Report No. 178
12. Proposed sections 89B, 89C and 89D Mortgage by deposit of title deeds: Intimation to registering officers by mortgager and mortgagee. Separate register to be maintained and provision for making rules. Offence under the Registration Act, 1908 created.-
Under the provisions of section 58(f) of the Transfer of Property Act a mortgage can be created in regard to immovable property by mere deposit of the title deeds if the parties so intend, in the towns specified in the said section as also in other towns which may be identified by the State Government by notification in the official Gazette.

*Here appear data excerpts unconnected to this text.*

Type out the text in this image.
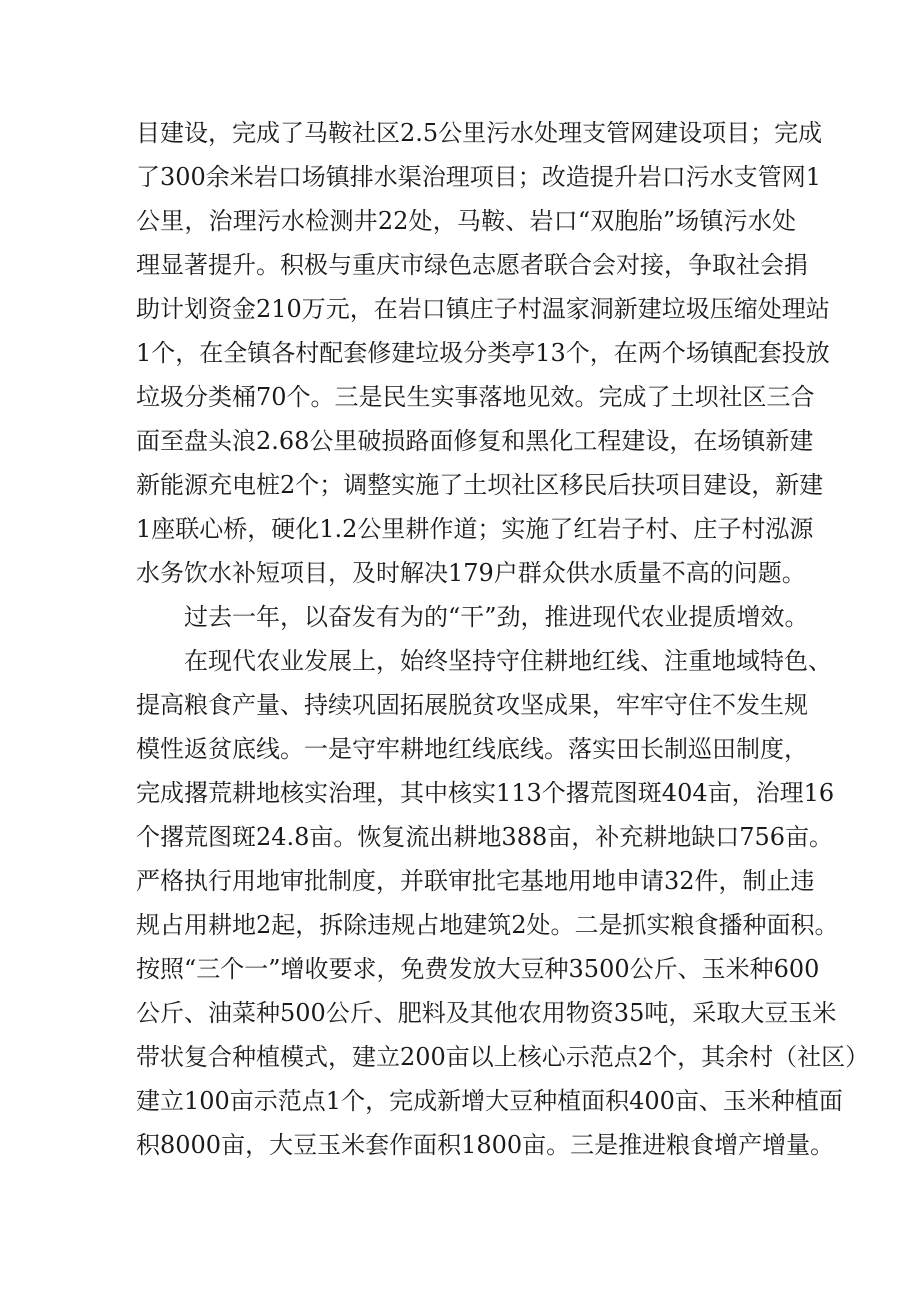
目建设，完成了马鞍社区2.5公里污水处理支管网建设项目；完成
了300余米岩口场镇排水渠治理项目；改造提升岩口污水支管网1
公里，治理污水检测井22处，马鞍、岩口“双胞胎”场镇污水处
理显著提升。积极与重庆市绿色志愿者联合会对接，争取社会捐
助计划资金210万元，在岩口镇庄子村温家洞新建垃圾压缩处理站
1个，在全镇各村配套修建垃圾分类亭13个，在两个场镇配套投放
垃圾分类桶70个。三是民生实事落地见效。完成了土坝社区三合
面至盘头浪2.68公里破损路面修复和黑化工程建设，在场镇新建
新能源充电桩2个；调整实施了土坝社区移民后扶项目建设，新建
1座联心桥，硬化1.2公里耕作道；实施了红岩子村、庄子村泓源
水务饮水补短项目，及时解决179户群众供水质量不高的问题。
过去一年，以奋发有为的“干”劲，推进现代农业提质增效。
在现代农业发展上，始终坚持守住耕地红线、注重地域特色、
提高粮食产量、持续巩固拓展脱贫攻坚成果，牢牢守住不发生规
模性返贫底线。一是守牢耕地红线底线。落实田长制巡田制度，
完成撂荒耕地核实治理，其中核实113个撂荒图斑404亩，治理16
个撂荒图斑24.8亩。恢复流出耕地388亩，补充耕地缺口756亩。
严格执行用地审批制度，并联审批宅基地用地申请32件，制止违
规占用耕地2起，拆除违规占地建筑2处。二是抓实粮食播种面积。
按照“三个一”增收要求，免费发放大豆种3500公斤、玉米种600
公斤、油菜种500公斤、肥料及其他农用物资35吨，采取大豆玉米
带状复合种植模式，建立200亩以上核心示范点2个，其余村（社区）
建立100亩示范点1个，完成新增大豆种植面积400亩、玉米种植面
积8000亩，大豆玉米套作面积1800亩。三是推进粮食增产增量。
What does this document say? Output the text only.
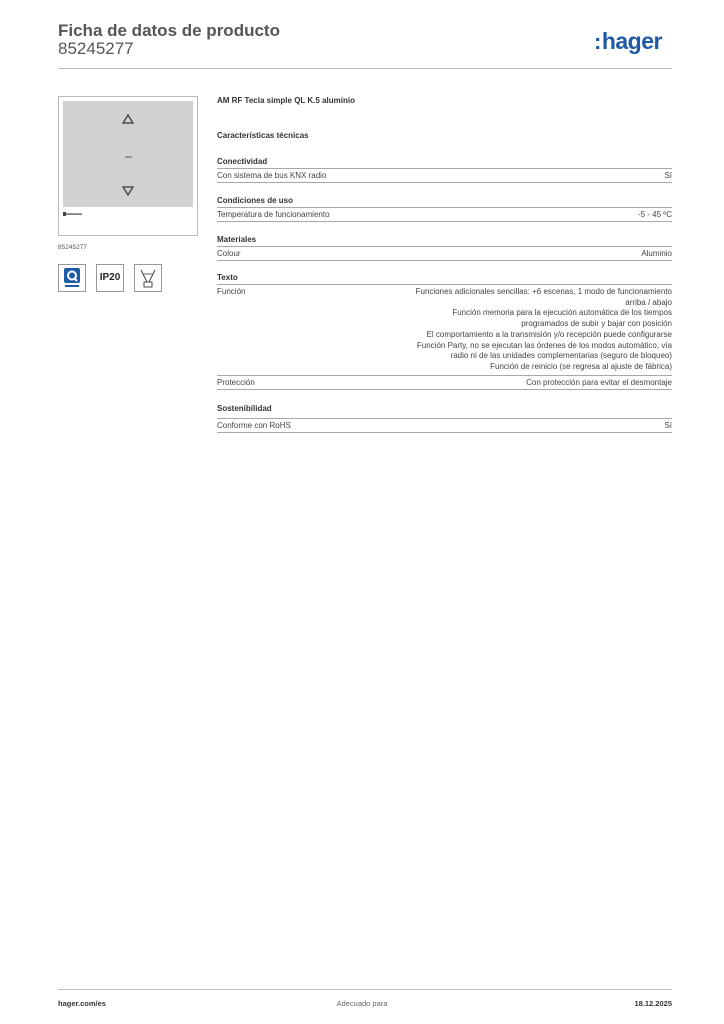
Ficha de datos de producto
85245277	:hager
85245277
IP20
AM RF Tecla simple QL K.5 aluminio
Características técnicas
Conectividad
Con sistema de bus KNX radio	Sí
Condiciones de uso
Temperatura de funcionamiento	-5 - 45 ºC
Materiales
Colour	Aluminio
Texto
Función	Funciones adicionales sencillas: +6 escenas, 1 modo de funcionamiento
arriba / abajo
Función memoria para la ejecución automática de los tiempos
programados de subir y bajar con posición
El comportamiento a la transmisión y/o recepción puede configurarse
Función Party, no se ejecutan las órdenes de los modos automático, vía
radio ni de las unidades complementarias (seguro de bloqueo)
Función de reinicio (se regresa al ajuste de fábrica)
Protección	Con protección para evitar el desmontaje
Sostenibilidad
Conforme con RoHS	Sí
hager.com/es	Adecuado para	18.12.2025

A mortgage by deposit of title deeds does not require to be in writing. It is a deposit of title deeds with intent to create a mortgage and not a mere deposit of title deeds for safe custody or for inspection. Parties usually prepare a memorandum recording the past transaction of deposit with intent to create a mortgage and the memorandum too does not require registration unless it is considered by the parties to be the only repository and appropriate evidence of the agreement.
If the memorandum describes that a deposit of title deeds has been made, that is to say, as a past event and not one made under the memorandum, it will require no registration. Of course, there has been considerable case law upon the language employed by parties while preparing the memorandum. We are here not concerned with those aspects.
In as much as a mortgage by deposit of title deeds does not require to be in writing, it is sometimes not possible for a transferee from the same mortgagor to know if there has been a mortgage created earlier by deposit of title deeds. It is true that every purchaser is supposed to insist upon looking into the original title deeds of his vendor but in some cases, the vendor may represent to the purchaser that the title deeds are lost or are not immediately available.
There may also be cases of mortgage of ancestral property for which sometimes there are no title deeds as such and the only documents that may be available and may be deposited are the tax receipts or plans etc. In law, in such circumstances, a deposit of even such documents is treated as sufficient to create a mortgage under Section 58(f). In any event, it is proposed that there must be some public evidence of a mortgage for deposit of title deeds to prevent deliberate suppression of facts and to prevent fraud and misrepresentation.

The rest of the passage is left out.